On Thursday, CJEU advocate general Athanasios Rantos dealt a blow to the Super League’s supporters – including Real Madrid, Barcelona and Juventus – stating UEFA and FIFA would be acting lawfully by preventing clubs from participating in third-party competitions.
With a judgement expected in the new year, Rantos was responding to a request by a Madrid court for a ruling on whether the governing bodies could take action in accordance with competition law and fundamental freedoms.
Supporters of the Super League had argued sanctions would be incompatible with EU competition law.
But UEFA described Rantos’ opinion as “an encouraging step towards preserving the existing dynamic and democratic governance structure of the European football pyramid.”
Both FIFA and the European Club Association – of which Madrid, Barcelona and Juventus are no longer members – have also welcomed the message.
The Premier League echoed those thoughts in a statement on Thursday, outlining its continued support for open, merit-based access to European competitions.

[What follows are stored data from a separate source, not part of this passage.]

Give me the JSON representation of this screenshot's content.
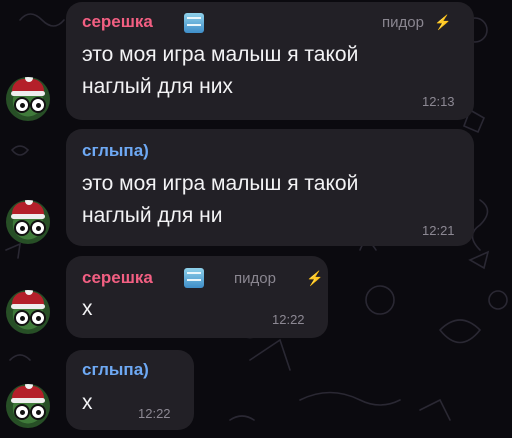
{
  "messages": [
    {
      "sender": "серешка",
      "sender_color": "#f25f82",
      "title": "пидор",
      "title_icon": "lightning-bolt-icon",
      "badge_icon": "ice-cube-emoji-icon",
      "lines": [
        "это моя игра малыш я такой",
        "наглый для них"
      ],
      "time": "12:13"
    },
    {
      "sender": "сглыпа)",
      "sender_color": "#6ea9f4",
      "lines": [
        "это моя игра малыш я такой",
        "наглый для ни"
      ],
      "time": "12:21"
    },
    {
      "sender": "серешка",
      "sender_color": "#f25f82",
      "title": "пидор",
      "title_icon": "lightning-bolt-icon",
      "badge_icon": "ice-cube-emoji-icon",
      "lines": [
        "х"
      ],
      "time": "12:22"
    },
    {
      "sender": "сглыпа)",
      "sender_color": "#6ea9f4",
      "lines": [
        "х"
      ],
      "time": "12:22"
    }
  ],
  "bolt_glyph": "⚡",
  "bubble_color": "#222026",
  "background_color": "#0b0a0f"
}
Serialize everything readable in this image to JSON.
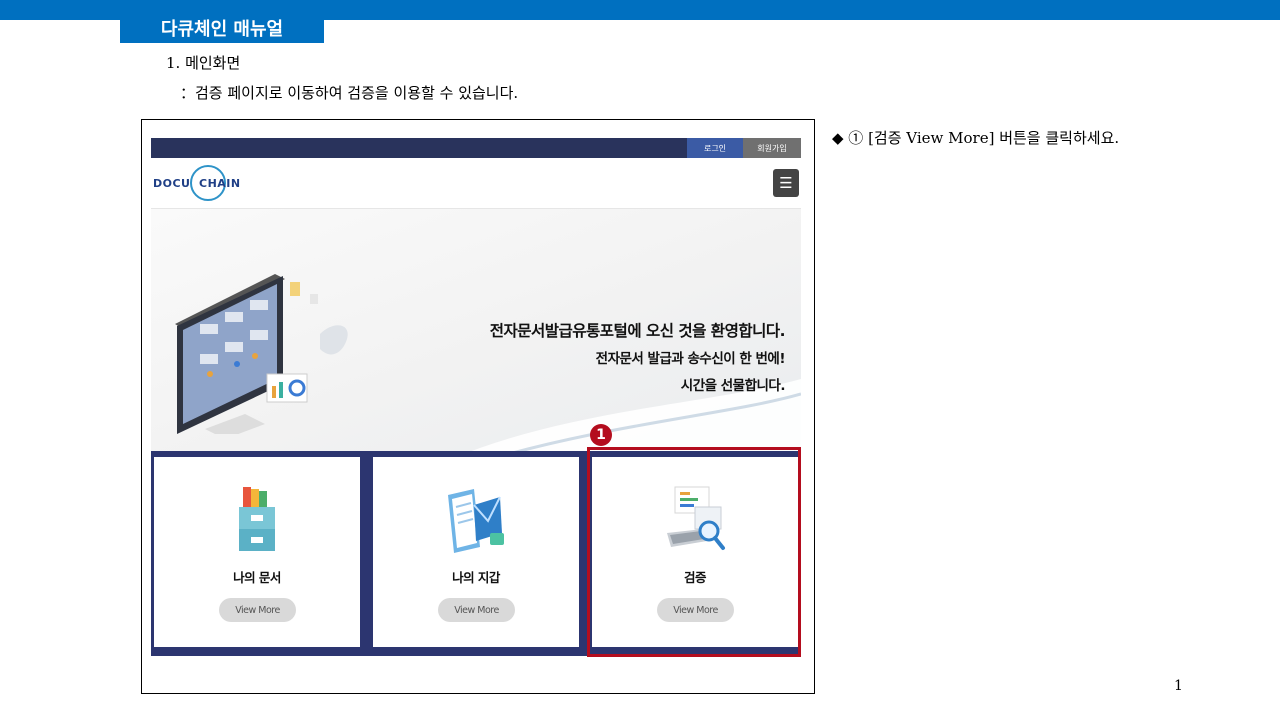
{
  "doc": {
    "manual_title": "다큐체인 매뉴얼",
    "section_heading": "1. 메인화면",
    "section_desc": "：검증 페이지로 이동하여 검증을 이용할 수 있습니다.",
    "instruction": "◆ ① [검증 View More] 버튼을 클릭하세요.",
    "marker_label": "1",
    "page_number": "1"
  },
  "site": {
    "login_label": "로그인",
    "signup_label": "회원가입",
    "logo_left": "DOCU",
    "logo_right": "CHAIN",
    "menu_icon": "☰",
    "hero": {
      "title": "전자문서발급유통포털에 오신 것을 환영합니다.",
      "subtitle_1": "전자문서 발급과 송수신이 한 번에!",
      "subtitle_2": "시간을 선물합니다."
    },
    "cards": [
      {
        "title": "나의 문서",
        "button": "View More",
        "icon": "document-box-icon"
      },
      {
        "title": "나의 지갑",
        "button": "View More",
        "icon": "wallet-mail-icon"
      },
      {
        "title": "검증",
        "button": "View More",
        "icon": "verify-computer-icon"
      }
    ]
  },
  "colors": {
    "brand_blue": "#0070c0",
    "highlight_red": "#b40d1e",
    "site_navy": "#29335c",
    "card_band": "#2c3570"
  }
}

The Premier League welcomes the opinion issued today by the Advocate General of the Court of Justice of the European Union in the case involving the ‘European Superleague Company’, FIFA and UEFA.
— Premier League Communications (@PLComms)
“We share the advocate general’s clear view that open access is fundamental to European club football,” the statement read.
“Further to today’s opinion, the Premier League reiterates its commitment to the principles underpinning the current balance of domestic and European competitions including open access, annual merit-based qualification from domestic leagues for European club competitions, weekends reserved for domestic football and substantial solidarity funding for football development.
“The fans’ voice regarding the essential nature of sporting integrity has been heard.
“Above all, the focus of Premier League clubs is on improving the collective strength and competitiveness of the league in the best interests of the wider game.
“The Premier League will continue to engage in an open dialogue, with all relevant stakeholders, about how best to protect the complementary balance between domestic and European club football.”
Each of the six English clubs involved in the Super League’s ill-fated launch last year withdrew their support amid fierce opposition from supporters, players and the media.